The second development has been more dramatic: A big upsurge in the number of newsletters recommending Japanese stocks and, in particular, the iShares exchange traded fund that focuses on that country’s equities -- the iShares: Japan Fund (EWJ). In fact, no fewer than five newsletters have added EWJ to their model portfolios within the last 30 days.

As a result, a total of 16 newsletters now recommend this exchange traded fund, one more than the total of those recommending PFE.

Why the sudden increase in EWJ’s popularity? Each of the five newsletters recommending it over the last month are trend-following services, so, in essence, they like the fund because it has been performing so well.

How should you react to EWJ’s new-found popularity? You might wonder if it’s a bearish omen, on the contrarian grounds that the markets rarely accommodate the majority.

You would find support for this contrarian-based skepticism in PFE’s disappointing performance over the years when it was most popular among newsletters. For example, PFE’s stock is down some 50 percent over the last five years, during which the S&P 500 has more or less held its own.

PFE’s experience notwithstanding, I would not be too quick to apply a contrarian-based skepticism to EWJ or to any of the stocks heavily recommended by investment newsletters.

Popularity Study
Consider the results of a Hulbert Financial Digest study on popularity among newsletters. It was a huge study, covering 25 years.

For each month’s end over this 25-year period, the study focused on the five stocks that were most recommended by HFD-monitored newsletters as of that date.
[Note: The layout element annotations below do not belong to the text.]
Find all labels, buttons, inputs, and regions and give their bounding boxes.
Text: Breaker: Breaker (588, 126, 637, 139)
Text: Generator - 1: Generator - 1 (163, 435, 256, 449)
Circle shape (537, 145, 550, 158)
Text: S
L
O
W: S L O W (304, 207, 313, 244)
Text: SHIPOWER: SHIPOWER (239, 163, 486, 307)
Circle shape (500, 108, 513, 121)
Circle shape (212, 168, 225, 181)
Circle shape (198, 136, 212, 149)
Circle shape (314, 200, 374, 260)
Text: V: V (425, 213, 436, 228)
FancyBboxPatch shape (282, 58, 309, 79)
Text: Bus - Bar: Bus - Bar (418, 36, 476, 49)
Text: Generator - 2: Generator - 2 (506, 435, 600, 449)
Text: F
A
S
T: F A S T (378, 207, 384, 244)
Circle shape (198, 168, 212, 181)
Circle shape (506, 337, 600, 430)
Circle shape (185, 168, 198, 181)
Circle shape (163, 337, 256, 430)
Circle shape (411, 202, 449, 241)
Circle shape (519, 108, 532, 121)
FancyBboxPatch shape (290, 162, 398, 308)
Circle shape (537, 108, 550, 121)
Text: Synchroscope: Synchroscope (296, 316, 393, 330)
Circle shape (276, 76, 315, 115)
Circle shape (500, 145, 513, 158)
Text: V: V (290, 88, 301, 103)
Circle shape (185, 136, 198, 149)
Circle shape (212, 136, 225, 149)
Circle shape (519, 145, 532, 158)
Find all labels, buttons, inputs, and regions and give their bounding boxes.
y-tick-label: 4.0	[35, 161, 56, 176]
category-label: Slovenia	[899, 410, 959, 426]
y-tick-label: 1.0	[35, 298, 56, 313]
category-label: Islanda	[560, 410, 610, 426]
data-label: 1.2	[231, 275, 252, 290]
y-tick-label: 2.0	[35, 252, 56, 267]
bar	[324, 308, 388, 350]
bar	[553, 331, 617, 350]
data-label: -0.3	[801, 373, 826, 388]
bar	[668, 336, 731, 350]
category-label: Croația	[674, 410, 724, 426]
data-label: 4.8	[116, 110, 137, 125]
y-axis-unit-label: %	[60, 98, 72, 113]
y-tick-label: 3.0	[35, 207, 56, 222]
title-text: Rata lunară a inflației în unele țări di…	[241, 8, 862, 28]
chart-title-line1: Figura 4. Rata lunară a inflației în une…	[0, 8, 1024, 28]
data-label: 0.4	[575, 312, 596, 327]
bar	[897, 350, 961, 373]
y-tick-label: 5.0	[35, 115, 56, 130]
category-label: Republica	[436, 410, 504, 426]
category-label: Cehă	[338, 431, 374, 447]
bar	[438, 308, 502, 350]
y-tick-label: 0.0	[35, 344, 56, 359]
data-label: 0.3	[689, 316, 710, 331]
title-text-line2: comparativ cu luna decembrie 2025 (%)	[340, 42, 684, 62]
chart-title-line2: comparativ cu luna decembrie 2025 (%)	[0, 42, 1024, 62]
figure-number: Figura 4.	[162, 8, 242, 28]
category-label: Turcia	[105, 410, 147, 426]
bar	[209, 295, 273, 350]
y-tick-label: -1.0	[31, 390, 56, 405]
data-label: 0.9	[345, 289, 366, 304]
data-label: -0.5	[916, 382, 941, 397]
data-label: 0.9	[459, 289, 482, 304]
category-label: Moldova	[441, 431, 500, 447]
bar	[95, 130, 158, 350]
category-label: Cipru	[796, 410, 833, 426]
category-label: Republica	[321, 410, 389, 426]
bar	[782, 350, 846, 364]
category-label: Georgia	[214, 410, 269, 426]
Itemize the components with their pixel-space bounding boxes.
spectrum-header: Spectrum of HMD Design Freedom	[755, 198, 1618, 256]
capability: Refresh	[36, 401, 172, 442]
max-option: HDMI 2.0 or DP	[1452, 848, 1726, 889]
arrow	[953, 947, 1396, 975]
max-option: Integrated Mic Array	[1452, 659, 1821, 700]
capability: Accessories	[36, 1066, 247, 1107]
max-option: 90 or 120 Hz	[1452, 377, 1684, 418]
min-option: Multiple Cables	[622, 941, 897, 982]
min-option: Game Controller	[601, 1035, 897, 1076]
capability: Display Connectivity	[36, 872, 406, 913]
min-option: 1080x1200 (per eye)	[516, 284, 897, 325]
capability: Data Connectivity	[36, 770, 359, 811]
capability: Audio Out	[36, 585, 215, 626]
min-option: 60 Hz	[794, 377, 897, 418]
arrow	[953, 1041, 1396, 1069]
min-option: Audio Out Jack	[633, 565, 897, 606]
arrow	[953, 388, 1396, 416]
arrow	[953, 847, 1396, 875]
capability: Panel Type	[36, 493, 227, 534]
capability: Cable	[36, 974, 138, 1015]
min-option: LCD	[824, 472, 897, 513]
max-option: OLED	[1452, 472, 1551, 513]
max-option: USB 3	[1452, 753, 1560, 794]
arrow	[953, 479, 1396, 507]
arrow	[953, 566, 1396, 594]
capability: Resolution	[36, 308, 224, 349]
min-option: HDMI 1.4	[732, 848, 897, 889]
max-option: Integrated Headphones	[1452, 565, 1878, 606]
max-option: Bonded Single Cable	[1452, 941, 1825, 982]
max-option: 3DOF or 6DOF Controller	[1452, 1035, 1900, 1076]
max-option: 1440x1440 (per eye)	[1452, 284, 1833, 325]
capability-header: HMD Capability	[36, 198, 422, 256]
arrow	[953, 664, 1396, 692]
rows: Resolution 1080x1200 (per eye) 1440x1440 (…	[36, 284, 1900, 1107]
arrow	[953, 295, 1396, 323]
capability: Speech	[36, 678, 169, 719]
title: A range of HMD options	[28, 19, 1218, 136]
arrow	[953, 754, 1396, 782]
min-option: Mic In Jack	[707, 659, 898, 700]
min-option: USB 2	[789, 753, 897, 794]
If there was a tie for fifth place, the HFD included in this database all the stocks that were tied for fifth. All in all, a total of more than 2,000 stocks were examined.

For each of these stocks, the HFD compared its performance over the subsequent one-month and 12-month period to that of the Dow Jones Wilshire 5000 index.

Here’s what the HFD found: Over the subsequent month, the average stock in this database of most popular stocks outperformed the DJ Wilshire by 12 basis points. Over the subsequent 12 months, the margin of out-performance was 101 basis points.

So, PFE was definitely the exception rather than the rule.

And, EWJ does not deserve the sell signal that knee-jerk contrarians will issue in reaction to its new-found popularity.